While no plans, to our knowledge, are in place to determine if our DM formulation will modify the course of ALS the “excitotoxicity hypothesis” is undergoing several other tests. One of these is based on seminal observations made by Jeffrey Rothstein and his colleagues at John Hopkins. They observed that the glutamate transporter which is involved in recycling glutamate after it has been released at the synapse is impacted in the ALS animal model (fig 15). Subsequently they screened a extensive group of drugs to determine if any could up regulate the synthesis of the transporter. This revealed that Ceftriaxone, an antibiotic, had such an effect (fig 16). Currently, a nationwide trial is underway to test the effectiveness of this treatment strategy. And based on a similar rationale a drug that blocks the kainate receptor is also being tested in a clinical trial by TEVA pharmaceutical corporation.

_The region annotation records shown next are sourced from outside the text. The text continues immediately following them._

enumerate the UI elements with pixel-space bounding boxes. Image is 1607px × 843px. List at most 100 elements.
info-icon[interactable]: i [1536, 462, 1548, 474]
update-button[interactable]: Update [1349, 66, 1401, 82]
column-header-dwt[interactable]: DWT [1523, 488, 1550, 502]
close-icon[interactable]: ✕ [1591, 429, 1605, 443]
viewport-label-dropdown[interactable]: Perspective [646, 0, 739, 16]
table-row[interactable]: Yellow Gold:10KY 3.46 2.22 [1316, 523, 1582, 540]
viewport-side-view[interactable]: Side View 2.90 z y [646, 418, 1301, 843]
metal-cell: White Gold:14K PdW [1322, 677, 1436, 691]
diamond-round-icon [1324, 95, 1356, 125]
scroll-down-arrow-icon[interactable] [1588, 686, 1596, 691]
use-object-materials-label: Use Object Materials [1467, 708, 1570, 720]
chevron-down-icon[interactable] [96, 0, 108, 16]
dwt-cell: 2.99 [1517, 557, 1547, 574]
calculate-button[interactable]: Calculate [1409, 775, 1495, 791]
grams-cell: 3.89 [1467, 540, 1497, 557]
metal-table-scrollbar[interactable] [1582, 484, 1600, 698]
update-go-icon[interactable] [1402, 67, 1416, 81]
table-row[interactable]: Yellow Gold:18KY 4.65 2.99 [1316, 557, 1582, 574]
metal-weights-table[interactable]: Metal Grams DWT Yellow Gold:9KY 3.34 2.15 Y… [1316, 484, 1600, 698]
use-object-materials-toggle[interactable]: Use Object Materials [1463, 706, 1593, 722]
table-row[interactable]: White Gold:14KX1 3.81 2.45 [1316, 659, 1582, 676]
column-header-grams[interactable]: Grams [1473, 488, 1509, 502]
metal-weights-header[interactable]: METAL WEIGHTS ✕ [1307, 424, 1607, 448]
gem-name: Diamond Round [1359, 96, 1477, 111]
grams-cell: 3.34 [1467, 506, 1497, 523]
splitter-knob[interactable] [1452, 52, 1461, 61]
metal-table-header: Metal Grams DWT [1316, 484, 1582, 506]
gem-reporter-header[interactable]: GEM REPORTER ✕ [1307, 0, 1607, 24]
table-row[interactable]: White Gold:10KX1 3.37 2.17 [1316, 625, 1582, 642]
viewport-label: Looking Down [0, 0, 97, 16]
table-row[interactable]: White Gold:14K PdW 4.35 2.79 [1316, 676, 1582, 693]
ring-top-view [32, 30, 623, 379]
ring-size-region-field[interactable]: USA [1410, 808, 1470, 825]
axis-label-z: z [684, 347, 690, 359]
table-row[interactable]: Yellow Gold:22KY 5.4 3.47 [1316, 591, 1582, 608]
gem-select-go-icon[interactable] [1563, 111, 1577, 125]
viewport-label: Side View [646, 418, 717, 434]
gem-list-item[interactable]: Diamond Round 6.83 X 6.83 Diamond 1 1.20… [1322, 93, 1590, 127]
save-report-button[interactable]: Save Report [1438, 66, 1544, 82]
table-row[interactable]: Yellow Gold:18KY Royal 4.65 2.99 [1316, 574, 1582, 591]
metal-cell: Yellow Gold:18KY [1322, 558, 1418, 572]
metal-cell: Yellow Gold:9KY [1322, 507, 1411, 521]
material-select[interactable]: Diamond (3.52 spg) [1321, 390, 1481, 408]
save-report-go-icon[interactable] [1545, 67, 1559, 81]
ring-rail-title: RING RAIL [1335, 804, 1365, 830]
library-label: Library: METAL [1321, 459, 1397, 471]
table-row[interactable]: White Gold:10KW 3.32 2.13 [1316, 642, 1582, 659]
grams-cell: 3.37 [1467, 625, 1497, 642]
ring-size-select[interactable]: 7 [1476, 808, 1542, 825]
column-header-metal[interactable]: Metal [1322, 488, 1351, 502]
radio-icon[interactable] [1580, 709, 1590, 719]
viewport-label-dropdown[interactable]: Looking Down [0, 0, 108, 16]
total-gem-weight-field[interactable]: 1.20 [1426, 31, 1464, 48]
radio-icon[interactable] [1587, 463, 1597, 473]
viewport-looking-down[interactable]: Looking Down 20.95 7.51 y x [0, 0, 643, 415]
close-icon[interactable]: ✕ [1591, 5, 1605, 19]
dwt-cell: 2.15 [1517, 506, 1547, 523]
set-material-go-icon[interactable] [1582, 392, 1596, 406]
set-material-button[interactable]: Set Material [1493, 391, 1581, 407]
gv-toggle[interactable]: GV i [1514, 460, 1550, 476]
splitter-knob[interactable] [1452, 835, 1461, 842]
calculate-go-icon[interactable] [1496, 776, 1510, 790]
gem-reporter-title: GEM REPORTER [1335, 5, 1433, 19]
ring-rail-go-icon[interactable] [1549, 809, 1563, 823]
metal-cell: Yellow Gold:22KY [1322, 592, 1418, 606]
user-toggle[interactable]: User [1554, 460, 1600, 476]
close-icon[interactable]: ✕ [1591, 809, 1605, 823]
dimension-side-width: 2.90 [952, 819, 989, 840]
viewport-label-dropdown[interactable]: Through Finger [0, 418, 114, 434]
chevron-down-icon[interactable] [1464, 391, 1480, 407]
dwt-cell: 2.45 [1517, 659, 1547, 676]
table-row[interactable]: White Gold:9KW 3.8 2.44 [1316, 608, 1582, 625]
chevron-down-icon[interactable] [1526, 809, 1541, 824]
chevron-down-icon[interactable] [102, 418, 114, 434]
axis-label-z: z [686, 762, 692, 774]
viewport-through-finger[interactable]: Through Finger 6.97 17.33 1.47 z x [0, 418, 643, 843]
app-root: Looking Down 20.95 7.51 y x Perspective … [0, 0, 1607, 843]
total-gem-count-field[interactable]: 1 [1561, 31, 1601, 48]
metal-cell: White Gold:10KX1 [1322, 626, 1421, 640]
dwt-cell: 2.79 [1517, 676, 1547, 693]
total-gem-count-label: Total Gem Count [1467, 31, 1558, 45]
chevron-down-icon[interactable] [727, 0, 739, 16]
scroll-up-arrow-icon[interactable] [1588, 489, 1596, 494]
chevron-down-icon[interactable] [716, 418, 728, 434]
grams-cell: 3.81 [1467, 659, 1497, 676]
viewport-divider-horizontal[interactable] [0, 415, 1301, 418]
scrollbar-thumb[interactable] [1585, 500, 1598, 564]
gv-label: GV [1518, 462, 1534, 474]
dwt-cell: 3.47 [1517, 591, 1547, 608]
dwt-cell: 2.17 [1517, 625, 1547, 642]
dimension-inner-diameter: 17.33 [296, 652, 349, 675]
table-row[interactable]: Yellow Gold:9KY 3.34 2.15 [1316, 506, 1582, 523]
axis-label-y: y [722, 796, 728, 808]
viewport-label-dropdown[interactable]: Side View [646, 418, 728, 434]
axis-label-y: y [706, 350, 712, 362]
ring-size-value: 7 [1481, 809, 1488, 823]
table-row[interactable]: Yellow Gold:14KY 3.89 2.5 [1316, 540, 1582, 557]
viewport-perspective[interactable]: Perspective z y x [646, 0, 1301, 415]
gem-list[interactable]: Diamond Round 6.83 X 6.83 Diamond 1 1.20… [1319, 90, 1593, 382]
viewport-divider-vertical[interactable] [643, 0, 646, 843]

While this site is not intended to provide a thorough review of ALS it is hoped that we will keep you, the reader, apprised of new developments that are likely to impact the development of new and better therapies. And it should be obvious from this brief outline that the pace and depth of ALS research has increased exponentially over the last few years, leading to the realistic expectation that meaningful advances in our understanding of the disease and its treatment are imminent.